About a year ago I was out on site at a customer helping out with the implementation of our application. The application is an average size handheld application running on Windows CE. While testing I came across some issues which were easily solved by using newer hardware drivers that the OEM ships for the handheld. I decided to update the drivers, rebuild the solution, and publish the new files through our update solution. The update solution  is a rather simple service that basically keeps an application folder on the handheld in sync with a dedicated folder on the server. The client application achieves this by firing up an update utility and then shuts itself down and lets the updater handle it from there. The update utility has been used in plenty of our solutions for years without any problem, and it had worked fine for the past six months at the current customer location. However after applying the new update to the client it stopped working. Something in the process failed and the updater initiated a rollback and restarted the client. The problem though was that the client would restart the update and the entire process would repeat itself. The error messages where vague at best and no logging existed. My only clues were that the first two files updated ok then the process would freeze and after 30 second or so it would fail and rollback. As my day at the customer was all but over I didn't have time to find out why it wasn't working. I decided to update all handhelds manually and promised myself I would look at the problem at the first available moment.

Reminded of my procrastination

Fast forward one year and obviously I never got that available moment to fix the update problem. It never seemed important enough to take care of. Instead necessity hit me at a most inconvenient time. The customer had been stuck in a delayed change of ERP systems and so our small sub project also got put on hold. Recently things started moving again and I returned to the project to get the application up to speed with the rest of the project. As I'm sure you have guessed by now, I came to a point where I needed to publish updates to the application that consisted of more than two files. Since I hadn't touched the update utility in the past year the update yet again failed as it tried to update more than two files. I realize I have to put my current work on hold and go digging around in some legacy code.

Disposing of the culprits

The code was a shining example of the state of the legacy code we have amassed. The update applications Main function was about 60 lines and the rest of the code was all in static functions, ranging 20 to 50 lines of code. It's not a large project by any means, consisting of one class, Program, at about 400 lines and an easy enough structure to understand. I spotted the first hint of the problem on the third row in Main(), where the creation of the reference to the web service was not wrapped in a  using() statement, and no dispose in sight. I spent about an hour refactoring the code and found another few undisposed objects.
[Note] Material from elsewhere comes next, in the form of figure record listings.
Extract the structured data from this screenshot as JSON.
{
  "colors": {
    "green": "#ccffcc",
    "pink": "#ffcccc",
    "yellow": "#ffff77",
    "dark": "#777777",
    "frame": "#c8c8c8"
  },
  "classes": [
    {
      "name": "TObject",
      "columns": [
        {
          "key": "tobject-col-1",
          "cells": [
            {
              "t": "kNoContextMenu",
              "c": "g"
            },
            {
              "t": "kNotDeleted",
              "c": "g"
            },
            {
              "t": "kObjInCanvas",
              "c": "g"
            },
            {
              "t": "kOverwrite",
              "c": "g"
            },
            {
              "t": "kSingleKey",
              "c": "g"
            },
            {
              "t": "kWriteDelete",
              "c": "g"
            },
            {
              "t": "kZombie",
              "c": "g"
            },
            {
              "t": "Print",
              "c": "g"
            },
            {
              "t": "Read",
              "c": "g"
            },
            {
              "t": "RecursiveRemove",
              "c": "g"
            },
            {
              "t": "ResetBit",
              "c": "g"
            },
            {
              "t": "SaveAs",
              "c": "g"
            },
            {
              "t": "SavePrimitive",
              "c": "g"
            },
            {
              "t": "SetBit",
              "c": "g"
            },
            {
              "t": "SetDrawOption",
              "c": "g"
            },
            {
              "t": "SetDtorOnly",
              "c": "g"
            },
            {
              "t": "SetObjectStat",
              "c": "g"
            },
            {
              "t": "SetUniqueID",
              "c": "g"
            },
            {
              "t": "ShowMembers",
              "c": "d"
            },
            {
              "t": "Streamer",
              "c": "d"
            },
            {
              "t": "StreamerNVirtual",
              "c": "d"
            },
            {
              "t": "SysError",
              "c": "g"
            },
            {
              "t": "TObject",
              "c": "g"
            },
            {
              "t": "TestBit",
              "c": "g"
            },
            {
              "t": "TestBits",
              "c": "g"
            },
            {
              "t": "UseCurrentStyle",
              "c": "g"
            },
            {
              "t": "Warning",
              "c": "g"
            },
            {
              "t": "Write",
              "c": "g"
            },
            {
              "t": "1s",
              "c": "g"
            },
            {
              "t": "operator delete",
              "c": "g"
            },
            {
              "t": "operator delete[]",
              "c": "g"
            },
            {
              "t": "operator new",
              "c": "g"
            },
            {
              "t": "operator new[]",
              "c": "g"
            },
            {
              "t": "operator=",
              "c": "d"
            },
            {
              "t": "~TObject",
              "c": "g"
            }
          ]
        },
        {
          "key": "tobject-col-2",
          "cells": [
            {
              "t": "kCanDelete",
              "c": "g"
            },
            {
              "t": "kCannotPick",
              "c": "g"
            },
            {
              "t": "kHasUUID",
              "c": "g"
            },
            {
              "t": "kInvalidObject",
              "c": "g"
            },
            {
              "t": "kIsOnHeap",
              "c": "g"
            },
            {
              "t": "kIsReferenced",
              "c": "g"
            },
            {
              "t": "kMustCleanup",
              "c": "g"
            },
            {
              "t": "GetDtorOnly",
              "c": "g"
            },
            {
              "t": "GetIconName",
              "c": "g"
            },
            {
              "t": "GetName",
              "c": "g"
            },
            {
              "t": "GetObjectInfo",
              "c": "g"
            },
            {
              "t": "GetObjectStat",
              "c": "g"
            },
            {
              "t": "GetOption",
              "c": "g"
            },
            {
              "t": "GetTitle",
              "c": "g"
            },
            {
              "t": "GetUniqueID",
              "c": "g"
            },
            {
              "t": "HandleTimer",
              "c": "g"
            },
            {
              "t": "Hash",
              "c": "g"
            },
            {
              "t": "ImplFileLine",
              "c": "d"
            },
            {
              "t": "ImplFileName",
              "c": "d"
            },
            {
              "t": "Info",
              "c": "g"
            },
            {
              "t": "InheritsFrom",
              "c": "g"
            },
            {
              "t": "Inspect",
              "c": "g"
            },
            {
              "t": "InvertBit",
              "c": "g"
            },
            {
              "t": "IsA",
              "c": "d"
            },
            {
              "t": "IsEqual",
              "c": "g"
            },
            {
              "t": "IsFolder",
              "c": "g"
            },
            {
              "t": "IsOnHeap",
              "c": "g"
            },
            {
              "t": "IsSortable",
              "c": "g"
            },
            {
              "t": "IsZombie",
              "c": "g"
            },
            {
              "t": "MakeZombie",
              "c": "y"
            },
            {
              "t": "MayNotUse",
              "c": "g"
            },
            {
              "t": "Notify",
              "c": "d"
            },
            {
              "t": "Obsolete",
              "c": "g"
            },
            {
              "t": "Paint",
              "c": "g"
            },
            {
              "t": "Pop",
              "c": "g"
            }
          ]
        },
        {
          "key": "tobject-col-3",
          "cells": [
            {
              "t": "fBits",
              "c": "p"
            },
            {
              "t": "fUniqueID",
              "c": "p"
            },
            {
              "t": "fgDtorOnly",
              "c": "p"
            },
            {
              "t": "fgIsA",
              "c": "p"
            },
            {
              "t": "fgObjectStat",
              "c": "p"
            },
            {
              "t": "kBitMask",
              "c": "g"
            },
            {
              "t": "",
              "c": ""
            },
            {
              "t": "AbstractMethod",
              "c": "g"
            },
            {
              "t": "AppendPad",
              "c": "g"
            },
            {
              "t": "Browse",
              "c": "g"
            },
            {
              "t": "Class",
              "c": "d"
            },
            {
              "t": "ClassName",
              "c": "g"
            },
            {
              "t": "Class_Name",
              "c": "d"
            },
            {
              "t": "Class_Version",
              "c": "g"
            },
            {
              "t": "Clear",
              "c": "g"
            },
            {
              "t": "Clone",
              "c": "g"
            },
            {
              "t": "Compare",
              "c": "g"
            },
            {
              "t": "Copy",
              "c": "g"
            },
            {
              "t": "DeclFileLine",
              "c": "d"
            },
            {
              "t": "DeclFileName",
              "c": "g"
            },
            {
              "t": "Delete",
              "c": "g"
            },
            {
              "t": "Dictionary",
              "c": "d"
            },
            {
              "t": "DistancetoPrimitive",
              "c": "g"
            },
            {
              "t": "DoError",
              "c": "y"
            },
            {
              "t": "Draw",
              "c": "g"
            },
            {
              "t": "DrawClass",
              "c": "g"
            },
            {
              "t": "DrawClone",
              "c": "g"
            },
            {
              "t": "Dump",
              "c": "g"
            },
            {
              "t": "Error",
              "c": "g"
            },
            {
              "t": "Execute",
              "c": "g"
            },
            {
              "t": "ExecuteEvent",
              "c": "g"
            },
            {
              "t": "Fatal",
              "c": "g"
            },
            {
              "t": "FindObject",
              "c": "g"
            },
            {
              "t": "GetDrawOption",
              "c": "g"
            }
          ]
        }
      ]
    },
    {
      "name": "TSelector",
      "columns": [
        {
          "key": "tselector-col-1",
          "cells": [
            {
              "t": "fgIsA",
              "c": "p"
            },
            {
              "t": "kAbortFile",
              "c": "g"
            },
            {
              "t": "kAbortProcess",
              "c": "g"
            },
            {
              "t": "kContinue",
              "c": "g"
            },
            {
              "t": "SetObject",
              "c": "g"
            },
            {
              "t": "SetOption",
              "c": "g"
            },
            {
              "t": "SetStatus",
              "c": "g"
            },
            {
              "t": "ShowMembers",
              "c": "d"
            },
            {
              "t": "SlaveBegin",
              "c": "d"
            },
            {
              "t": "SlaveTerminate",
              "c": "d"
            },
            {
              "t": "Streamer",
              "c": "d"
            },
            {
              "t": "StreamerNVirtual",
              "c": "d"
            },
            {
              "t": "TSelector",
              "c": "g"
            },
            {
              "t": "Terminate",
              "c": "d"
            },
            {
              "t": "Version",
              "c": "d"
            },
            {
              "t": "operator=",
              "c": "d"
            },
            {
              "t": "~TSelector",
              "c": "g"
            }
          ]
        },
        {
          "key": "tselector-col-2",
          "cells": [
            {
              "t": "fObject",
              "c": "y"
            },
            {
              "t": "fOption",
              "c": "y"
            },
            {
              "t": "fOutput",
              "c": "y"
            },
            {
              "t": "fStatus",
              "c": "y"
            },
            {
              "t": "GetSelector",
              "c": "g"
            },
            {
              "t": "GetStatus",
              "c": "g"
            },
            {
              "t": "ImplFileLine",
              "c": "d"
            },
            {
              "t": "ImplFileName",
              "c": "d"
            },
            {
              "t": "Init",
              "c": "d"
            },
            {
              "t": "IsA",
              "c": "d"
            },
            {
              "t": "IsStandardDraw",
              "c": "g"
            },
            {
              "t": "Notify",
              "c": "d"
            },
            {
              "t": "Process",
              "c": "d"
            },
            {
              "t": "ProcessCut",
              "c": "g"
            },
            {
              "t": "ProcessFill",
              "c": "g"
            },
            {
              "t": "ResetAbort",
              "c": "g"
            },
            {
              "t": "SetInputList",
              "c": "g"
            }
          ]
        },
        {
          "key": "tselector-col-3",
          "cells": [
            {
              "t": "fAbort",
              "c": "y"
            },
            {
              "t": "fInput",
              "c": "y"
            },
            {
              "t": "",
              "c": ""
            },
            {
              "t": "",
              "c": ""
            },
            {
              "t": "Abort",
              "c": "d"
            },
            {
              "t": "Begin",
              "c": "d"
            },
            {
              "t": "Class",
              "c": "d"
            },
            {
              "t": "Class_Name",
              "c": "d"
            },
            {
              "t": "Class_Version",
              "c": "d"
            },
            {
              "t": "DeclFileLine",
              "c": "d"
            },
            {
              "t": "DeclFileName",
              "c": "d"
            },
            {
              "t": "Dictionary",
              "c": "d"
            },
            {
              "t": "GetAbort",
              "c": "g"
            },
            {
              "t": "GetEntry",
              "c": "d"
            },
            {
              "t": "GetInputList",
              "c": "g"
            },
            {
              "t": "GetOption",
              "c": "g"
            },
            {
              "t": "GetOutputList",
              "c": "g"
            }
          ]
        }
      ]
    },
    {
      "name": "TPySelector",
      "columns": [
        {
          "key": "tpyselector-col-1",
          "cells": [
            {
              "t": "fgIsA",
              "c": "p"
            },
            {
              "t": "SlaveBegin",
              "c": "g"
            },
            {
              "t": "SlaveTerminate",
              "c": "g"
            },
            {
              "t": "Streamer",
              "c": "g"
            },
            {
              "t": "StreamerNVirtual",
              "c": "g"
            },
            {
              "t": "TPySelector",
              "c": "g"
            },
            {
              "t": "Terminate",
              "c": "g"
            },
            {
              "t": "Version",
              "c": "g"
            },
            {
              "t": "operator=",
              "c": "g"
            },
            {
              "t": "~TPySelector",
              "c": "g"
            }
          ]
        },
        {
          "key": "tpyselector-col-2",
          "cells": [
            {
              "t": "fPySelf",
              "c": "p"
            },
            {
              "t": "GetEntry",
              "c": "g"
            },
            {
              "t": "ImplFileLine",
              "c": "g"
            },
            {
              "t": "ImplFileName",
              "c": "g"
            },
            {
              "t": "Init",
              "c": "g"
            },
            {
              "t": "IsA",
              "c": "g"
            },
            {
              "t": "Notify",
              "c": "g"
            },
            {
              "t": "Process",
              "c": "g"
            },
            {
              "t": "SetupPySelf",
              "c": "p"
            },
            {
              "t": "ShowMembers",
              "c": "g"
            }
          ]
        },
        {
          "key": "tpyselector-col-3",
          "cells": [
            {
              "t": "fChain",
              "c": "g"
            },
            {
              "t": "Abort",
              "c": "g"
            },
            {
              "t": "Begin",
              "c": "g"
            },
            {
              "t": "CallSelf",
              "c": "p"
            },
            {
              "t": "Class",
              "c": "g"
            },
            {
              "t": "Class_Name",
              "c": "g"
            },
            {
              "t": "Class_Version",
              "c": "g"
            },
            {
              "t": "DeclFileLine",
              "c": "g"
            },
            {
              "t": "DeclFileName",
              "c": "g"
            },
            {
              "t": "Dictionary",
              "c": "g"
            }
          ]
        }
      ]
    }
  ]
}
Those were just a reflection of the actual problem, and below is a snippet from the function that broke the utility.

HttpWebRequest request = (HttpWebRequest)HttpWebRequest.Create(new Uri(url));

HttpWebResponse response = (HttpWebResponse)request.GetResponse();

Stream s = response.GetResponseStream();

using (FileStream fs = File.Create(file))

{

    ...

}

The code above resided in a function that was called for every file to be updated. Once I added using() for HttpWebResponse response and for Stream S the problem disappeared. My assumption is that the lack of calls to Dispose() for response and s kept the connections to the server active. With a limit of two concurrent connections, the application timed out trying to create the third, and then initiated a roll-back.

And that is why using using()is best practice when possible.